The statement includes a certification that the shares were acquired and are held in the ordinary course of business and not with the purpose of changing or influencing control of the issuer. The filing identifies Vik Mittal as the managing member of Meteora Capital and classifies Meteora as an investment adviser.
Positive
- Material disclosure: Reporting Person holds 1,217,614 shares (5.11%), exceeding the 5% threshold that triggers public reporting.
- Transparency on authority: The filing clearly states shared voting and shared dispositive power, clarifying the nature of control over the position.
- Certification of ordinary-course holdings: The filer certifies the shares were acquired and are held in the ordinary course of business and not to influence control.
Negative
- No sole control: The Reporting Person reports 0 sole voting and 0 sole dispositive power, limiting unilateral governance influence.
- Limited detail on underlying accounts: The filing refers to funds and managed accounts but does not identify the specific funds or allocations holding the shares.
Insights
TL;DR: A 5.11% stake signals a meaningful passive investment by an adviser but shows no intent to exert control.
Meteora Capital's disclosed 1,217,614-share position crosses the 5% reporting threshold, which is material and requires public disclosure.
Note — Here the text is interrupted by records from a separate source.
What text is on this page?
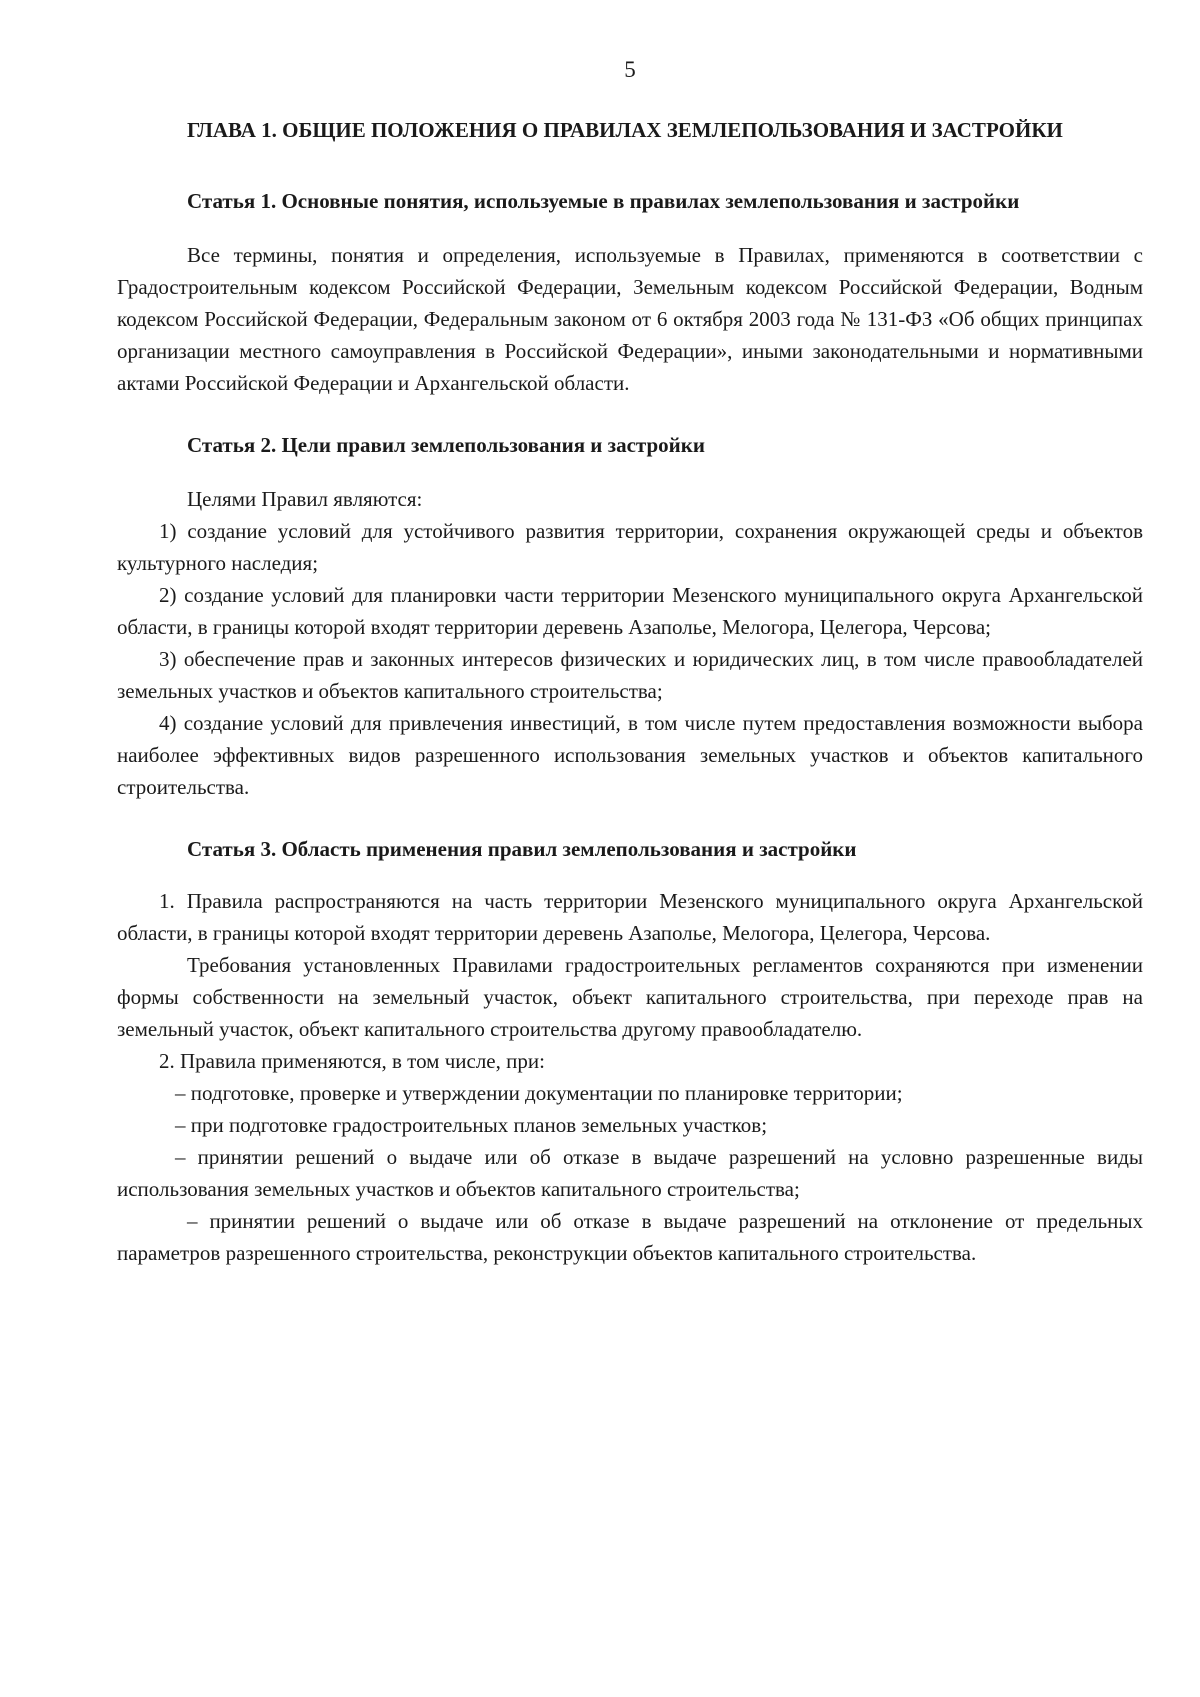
5

ГЛАВА 1. ОБЩИЕ ПОЛОЖЕНИЯ О ПРАВИЛАХ ЗЕМЛЕПОЛЬЗОВАНИЯ И ЗАСТРОЙКИ

Статья 1. Основные понятия, используемые в правилах землепользования и застройки

Все термины, понятия и определения, используемые в Правилах, применяются в соответствии с Градостроительным кодексом Российской Федерации, Земельным кодексом Российской Федерации, Водным кодексом Российской Федерации, Федеральным законом от 6 октября 2003 года № 131-ФЗ «Об общих принципах организации местного самоуправления в Российской Федерации», иными законодательными и нормативными актами Российской Федерации и Архангельской области.

Статья 2. Цели правил землепользования и застройки

Целями Правил являются:

1) создание условий для устойчивого развития территории, сохранения окружающей среды и объектов культурного наследия;

2) создание условий для планировки части территории Мезенского муниципального округа Архангельской области, в границы которой входят территории деревень Азаполье, Мелогора, Целегора, Черсова;

3) обеспечение прав и законных интересов физических и юридических лиц, в том числе правообладателей земельных участков и объектов капитального строительства;

4) создание условий для привлечения инвестиций, в том числе путем предоставления возможности выбора наиболее эффективных видов разрешенного использования земельных участков и объектов капитального строительства.

Статья 3. Область применения правил землепользования и застройки

1. Правила распространяются на часть территории Мезенского муниципального округа Архангельской области, в границы которой входят территории деревень Азаполье, Мелогора, Целегора, Черсова.

Требования установленных Правилами градостроительных регламентов сохраняются при изменении формы собственности на земельный участок, объект капитального строительства, при переходе прав на земельный участок, объект капитального строительства другому правообладателю.

2. Правила применяются, в том числе, при:

– подготовке, проверке и утверждении документации по планировке территории;

– при подготовке градостроительных планов земельных участков;

– принятии решений о выдаче или об отказе в выдаче разрешений на условно разрешенные виды использования земельных участков и объектов капитального строительства;

– принятии решений о выдаче или об отказе в выдаче разрешений на отклонение от предельных параметров разрешенного строительства, реконструкции объектов капитального строительства.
The position is held via funds and managed accounts managed by Meteora, and the firm reports only shared voting and dispositive power, implying collective decision-making rather than sole control. The certification that shares are held in the ordinary course and not for control reduces the likelihood of imminent activist action, but the stake is large enough to attract investor attention.
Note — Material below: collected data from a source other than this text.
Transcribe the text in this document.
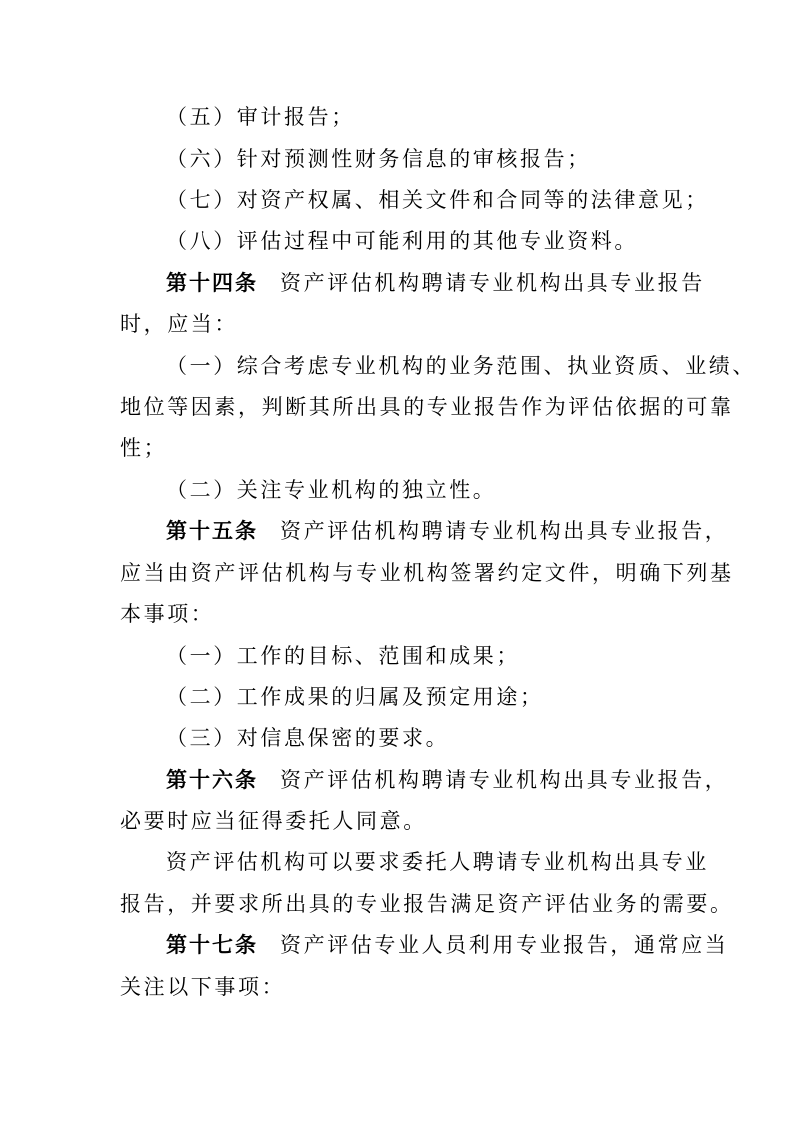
（五）审计报告；
（六）针对预测性财务信息的审核报告；
（七）对资产权属、相关文件和合同等的法律意见；
（八）评估过程中可能利用的其他专业资料。
第十四条 资产评估机构聘请专业机构出具专业报告
时，应当：
（一）综合考虑专业机构的业务范围、执业资质、业绩、
地位等因素，判断其所出具的专业报告作为评估依据的可靠
性；
（二）关注专业机构的独立性。
第十五条 资产评估机构聘请专业机构出具专业报告，
应当由资产评估机构与专业机构签署约定文件，明确下列基
本事项：
（一）工作的目标、范围和成果；
（二）工作成果的归属及预定用途；
（三）对信息保密的要求。
第十六条 资产评估机构聘请专业机构出具专业报告，
必要时应当征得委托人同意。
资产评估机构可以要求委托人聘请专业机构出具专业
报告，并要求所出具的专业报告满足资产评估业务的需要。
第十七条 资产评估专业人员利用专业报告，通常应当
关注以下事项：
TL;DR: Governance impact appears limited: shared authority and an explicit non-control certification.
The filing documents a material equity position above 5% but shows no sole voting or disposition rights, which constrains direct governance influence. The filer identifies holdings as belonging to multiple funds and accounts without naming them, so shareholder coordination or specific intentions are not disclosed. The explicit certification that holdings are not intended to change or influence issuer control further frames this as a passive, reportable stake rather than an activist move.